Malabsorbsi zat besi ( penyerapan zat besi yang tidak optimal) akibat diare kronis, pembedahan tertentu pada saluran pencernaan seperti lambung. Zat besi diabsorpsi dari saluran pencernaan. Sebagian besar, zat besi diabsorpsi dari usus halus bagian atas terutama duodenum. Bila terjadi gangguan saluran pencernaan, maka absorpsi zat besi dari saluran pencernaan menjadi tidak optimal. Hal itu menyebabkan kurangnya kadar zat besi dalam tubuh sehingga pembentukan sel darah merah terhambat (Adlisham, 2008).
Selain mengandung zat yang sangat bermanfaat, bayam juga mengandung zat yang bersifat negative. Salah satunya adalah asam oksalat yang di satu sisi  bermanfaat dan di sisi lain merugikan.  Kandungan asam oksalat ini menyebabkan menurunnya penyerapan zat zat yang bermanfaat pada bayam saat kita konsumsi, antara lain zat besi dan kalsium. Adanya asam oksalat menyebabkan zat besi hanya bisa diserap sekitar 53%, sedangkan kalsium hanya bisa diserap sekitar 5 %. Oleh karena itu, mengkonsumsi bayam tidak boleh lebih dari 5 jam dan juga tidak boleh dihangatkan agar kandungan asam oksalat tidak semakin banyak yang keluar dan larut. Semakin banyak asam oksalat yang keluar akan semakin sedikit kadar zat yang bermanfaat pada bayam yang dapat diserap. Selain itu, kandungan zat besi (Fe) yang sangat tinggi pada bayam tidak boleh terlalu lama berinteraksi dengan udara. Karena ketika zat besi (Fe2+) yang bermanfaat tersebut berinteraksi dengan udara, akan berubah menjadi zat besi yang bersifat racun bagi tubuh (Fe3+) (Rusiman, 2008).
Kandungan pada bayam lainnya yang perlu diperhatikan adalah Nitrat (NO3). Seperti halnya dengan zat besi tadi, zat nitrat ini akan ber-reduksi dengan udara (O2) yang akan menjadikan nitrat menjadi nitrit (NO2). Nitrit ini bersifat racun dalam tubuh. Kandungan Nitrat yang cukup tinggi inilah yang biasanya menjadi sumber kekhawatiran untuk mengkonsumsi bayam. Karena nitrat akan beroksidasi menjadi nitrit dalam tubuh. Nitrit ini akan menghambat haemoglobin dalam mengalirkan oksigen dalam darah. Gangguan aliran oksigen dalam darah akan menyebabkan tubuh kekurangan oksigen yang disebut Hipoksemia. Apabila kekurangan oksigen ini terjadi pada bayi, maka disebut blue baby syndrom, karena gejalanya adalah kulit bayi terutama di sekitar mata dan mulut menjadi berwarna biru (Somad, 2009).

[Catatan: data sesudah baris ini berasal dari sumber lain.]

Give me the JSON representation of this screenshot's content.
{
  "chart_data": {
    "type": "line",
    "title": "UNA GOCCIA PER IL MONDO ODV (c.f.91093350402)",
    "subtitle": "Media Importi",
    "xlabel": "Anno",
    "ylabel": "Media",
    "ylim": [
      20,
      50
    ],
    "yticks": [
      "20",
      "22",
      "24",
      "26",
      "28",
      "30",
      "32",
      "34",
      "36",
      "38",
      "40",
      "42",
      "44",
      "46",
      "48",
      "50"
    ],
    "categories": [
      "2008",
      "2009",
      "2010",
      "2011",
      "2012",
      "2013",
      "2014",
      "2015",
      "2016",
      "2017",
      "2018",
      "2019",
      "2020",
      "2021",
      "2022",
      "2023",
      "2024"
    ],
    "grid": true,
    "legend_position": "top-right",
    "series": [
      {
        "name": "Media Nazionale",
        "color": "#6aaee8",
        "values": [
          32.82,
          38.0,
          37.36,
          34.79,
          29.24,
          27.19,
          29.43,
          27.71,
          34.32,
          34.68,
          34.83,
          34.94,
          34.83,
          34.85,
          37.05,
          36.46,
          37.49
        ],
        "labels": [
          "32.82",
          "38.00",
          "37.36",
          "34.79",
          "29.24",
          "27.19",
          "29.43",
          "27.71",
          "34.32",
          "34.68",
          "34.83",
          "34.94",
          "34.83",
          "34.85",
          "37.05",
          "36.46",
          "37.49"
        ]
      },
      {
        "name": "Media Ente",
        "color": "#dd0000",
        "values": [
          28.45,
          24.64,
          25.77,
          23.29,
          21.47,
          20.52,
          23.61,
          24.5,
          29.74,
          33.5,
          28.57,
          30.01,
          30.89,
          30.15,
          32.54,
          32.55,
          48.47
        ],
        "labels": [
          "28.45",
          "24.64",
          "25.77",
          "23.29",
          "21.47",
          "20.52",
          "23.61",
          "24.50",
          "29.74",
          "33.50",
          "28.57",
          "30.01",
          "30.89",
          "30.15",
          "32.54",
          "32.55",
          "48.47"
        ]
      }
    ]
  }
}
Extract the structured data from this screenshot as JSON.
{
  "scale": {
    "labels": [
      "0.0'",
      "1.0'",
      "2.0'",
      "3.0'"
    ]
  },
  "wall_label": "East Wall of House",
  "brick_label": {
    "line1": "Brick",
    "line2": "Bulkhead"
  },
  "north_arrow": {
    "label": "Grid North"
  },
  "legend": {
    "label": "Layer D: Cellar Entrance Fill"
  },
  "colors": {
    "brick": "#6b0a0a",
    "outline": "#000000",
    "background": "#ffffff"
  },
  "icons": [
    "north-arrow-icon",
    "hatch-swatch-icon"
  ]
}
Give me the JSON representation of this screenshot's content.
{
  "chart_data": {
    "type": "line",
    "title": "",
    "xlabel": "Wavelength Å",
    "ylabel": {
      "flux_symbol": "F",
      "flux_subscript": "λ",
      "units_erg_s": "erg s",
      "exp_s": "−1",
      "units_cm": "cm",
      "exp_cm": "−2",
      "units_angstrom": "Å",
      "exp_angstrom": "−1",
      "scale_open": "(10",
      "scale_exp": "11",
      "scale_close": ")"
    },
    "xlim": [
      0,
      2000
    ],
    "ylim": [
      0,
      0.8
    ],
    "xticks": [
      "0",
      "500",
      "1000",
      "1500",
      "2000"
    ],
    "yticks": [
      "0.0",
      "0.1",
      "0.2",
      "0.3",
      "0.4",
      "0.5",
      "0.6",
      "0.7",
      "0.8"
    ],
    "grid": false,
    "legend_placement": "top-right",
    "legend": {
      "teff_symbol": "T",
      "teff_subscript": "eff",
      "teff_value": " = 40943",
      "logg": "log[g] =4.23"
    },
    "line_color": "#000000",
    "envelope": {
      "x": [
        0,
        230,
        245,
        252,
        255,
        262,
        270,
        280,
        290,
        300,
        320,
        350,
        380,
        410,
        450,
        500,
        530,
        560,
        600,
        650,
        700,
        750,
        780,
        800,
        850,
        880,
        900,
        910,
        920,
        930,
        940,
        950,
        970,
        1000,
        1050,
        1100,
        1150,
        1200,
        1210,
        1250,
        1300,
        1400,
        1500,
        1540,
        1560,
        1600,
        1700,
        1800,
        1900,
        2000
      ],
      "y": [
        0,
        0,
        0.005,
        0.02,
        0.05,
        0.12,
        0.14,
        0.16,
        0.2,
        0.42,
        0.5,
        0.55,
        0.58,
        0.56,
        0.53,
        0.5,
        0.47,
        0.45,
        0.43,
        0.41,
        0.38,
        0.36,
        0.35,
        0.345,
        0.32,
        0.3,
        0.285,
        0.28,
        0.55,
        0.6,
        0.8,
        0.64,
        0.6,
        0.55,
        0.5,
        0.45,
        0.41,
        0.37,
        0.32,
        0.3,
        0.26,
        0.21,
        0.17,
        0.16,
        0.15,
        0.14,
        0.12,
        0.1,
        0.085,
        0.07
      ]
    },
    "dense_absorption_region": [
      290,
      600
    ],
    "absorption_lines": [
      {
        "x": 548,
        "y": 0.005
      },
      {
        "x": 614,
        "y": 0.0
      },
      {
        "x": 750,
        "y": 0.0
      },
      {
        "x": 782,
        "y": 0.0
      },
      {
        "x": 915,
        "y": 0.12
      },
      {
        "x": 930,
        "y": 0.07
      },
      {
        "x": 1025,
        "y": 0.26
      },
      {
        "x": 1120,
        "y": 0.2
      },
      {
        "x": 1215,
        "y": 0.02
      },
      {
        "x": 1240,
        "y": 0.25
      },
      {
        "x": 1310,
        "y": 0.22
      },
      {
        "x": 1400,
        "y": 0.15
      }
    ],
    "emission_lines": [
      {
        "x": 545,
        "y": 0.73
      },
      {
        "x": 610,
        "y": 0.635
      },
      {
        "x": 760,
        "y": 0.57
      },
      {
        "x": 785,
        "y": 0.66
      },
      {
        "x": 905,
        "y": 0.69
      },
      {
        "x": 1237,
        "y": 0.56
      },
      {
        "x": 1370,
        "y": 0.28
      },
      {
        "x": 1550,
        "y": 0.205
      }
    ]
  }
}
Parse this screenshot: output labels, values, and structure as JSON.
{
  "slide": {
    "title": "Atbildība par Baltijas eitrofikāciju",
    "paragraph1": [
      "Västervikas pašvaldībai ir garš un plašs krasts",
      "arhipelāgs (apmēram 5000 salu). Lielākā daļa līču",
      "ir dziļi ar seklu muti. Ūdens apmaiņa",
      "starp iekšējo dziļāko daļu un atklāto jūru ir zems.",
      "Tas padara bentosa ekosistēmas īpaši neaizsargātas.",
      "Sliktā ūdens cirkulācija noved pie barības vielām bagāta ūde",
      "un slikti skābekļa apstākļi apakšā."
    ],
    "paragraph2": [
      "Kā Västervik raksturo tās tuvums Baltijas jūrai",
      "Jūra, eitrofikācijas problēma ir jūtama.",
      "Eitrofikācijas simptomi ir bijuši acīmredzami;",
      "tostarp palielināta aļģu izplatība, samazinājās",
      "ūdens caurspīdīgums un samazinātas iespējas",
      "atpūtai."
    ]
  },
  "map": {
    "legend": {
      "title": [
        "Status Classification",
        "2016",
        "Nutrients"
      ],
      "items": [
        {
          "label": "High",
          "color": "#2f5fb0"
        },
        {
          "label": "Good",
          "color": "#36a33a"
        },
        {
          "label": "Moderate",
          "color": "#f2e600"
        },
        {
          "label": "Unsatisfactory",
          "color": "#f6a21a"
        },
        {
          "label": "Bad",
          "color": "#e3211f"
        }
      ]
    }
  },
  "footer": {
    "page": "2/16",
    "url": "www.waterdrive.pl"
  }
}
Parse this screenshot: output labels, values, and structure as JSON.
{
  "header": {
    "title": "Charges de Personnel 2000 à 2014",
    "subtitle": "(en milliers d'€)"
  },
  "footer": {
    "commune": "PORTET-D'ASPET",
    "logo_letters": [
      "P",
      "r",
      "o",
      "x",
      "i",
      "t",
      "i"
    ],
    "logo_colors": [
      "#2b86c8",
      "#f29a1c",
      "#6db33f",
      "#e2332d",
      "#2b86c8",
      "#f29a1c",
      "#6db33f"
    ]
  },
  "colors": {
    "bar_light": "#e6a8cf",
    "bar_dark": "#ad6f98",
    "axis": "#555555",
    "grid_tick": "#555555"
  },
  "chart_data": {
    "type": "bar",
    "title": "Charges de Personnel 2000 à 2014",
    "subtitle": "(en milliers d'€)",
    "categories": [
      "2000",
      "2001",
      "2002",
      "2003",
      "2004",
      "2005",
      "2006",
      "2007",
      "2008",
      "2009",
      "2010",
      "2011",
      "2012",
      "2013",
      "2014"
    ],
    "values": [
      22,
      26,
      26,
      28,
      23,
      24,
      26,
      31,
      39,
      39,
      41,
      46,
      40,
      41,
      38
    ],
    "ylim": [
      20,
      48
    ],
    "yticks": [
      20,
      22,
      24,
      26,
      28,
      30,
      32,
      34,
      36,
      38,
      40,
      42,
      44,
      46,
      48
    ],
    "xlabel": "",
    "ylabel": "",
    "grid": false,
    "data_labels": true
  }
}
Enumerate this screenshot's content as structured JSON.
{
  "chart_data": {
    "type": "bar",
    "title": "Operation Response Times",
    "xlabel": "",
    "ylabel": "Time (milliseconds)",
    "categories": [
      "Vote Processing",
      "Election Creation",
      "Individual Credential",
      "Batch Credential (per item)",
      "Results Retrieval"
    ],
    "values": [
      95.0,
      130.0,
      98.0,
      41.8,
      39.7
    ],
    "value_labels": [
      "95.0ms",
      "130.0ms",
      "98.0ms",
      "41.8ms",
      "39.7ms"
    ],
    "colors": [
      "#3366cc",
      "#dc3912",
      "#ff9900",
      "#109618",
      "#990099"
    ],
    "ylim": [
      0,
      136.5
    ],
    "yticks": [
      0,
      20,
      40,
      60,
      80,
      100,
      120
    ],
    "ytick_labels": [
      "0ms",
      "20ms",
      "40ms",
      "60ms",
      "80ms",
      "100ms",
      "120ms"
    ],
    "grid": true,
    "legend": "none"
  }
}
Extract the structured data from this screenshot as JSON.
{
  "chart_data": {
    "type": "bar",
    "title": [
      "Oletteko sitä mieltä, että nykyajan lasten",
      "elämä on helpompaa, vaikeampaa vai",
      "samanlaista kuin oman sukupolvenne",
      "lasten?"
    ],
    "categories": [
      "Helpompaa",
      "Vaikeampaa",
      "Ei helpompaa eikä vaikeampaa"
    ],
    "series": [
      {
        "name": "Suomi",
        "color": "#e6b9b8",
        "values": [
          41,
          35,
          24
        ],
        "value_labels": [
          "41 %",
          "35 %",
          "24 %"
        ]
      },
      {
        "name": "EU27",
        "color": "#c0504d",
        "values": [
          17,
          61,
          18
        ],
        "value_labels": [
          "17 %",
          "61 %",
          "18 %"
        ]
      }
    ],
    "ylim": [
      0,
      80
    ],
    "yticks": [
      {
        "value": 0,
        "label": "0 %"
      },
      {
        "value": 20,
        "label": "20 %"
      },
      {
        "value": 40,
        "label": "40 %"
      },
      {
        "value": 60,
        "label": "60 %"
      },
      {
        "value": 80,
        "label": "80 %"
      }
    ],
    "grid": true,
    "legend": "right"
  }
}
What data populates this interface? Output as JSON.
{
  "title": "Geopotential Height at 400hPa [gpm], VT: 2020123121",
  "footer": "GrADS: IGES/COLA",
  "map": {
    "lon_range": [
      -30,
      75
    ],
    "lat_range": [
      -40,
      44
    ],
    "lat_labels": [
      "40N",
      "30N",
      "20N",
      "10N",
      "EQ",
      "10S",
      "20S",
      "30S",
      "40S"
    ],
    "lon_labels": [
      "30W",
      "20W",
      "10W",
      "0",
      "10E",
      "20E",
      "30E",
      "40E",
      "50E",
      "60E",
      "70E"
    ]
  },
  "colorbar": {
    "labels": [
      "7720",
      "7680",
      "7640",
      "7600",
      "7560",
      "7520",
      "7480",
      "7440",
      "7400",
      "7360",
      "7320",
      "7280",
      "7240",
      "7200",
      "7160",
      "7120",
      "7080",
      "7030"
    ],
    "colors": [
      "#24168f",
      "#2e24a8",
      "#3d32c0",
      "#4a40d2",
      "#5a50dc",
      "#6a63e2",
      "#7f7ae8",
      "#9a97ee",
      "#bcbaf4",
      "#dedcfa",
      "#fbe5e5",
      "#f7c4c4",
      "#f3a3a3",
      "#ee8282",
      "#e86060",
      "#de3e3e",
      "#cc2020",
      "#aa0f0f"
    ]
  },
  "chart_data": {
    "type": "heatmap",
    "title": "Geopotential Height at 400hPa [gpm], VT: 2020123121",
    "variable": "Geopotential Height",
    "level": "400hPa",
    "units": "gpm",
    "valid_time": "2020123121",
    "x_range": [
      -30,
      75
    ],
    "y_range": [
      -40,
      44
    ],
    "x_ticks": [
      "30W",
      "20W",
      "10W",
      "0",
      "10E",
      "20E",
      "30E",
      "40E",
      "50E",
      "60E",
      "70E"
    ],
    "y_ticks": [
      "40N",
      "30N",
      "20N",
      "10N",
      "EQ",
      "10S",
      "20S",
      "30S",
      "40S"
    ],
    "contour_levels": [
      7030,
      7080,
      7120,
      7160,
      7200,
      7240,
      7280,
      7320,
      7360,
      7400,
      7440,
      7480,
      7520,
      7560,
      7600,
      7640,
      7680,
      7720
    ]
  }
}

Karena nitrit dapat terbentuk dari nitrat sedangkan zat aktifnya adalah NO, maka umumnya nitrit lebih beracun dibandingkan dengan nitrat. LD (lethal dose=dosis mematikan) nitrit yang diuji pada tikus percobaan adalah 250 mg per kilogram berat badan, sedangkan pada anjing adalah 330 mg per kilogram berat badan. Untuk keamanan, konsumsi nitrit pada manusia dibatasi sampai 0,4 mg/kg berat badan per hari. Oleh karena itu, pengkonsumsian bayam tidak boleh melebihi dari dosis tersebut, karena pada bayam juga terkandung nitrat (Martini, 1998).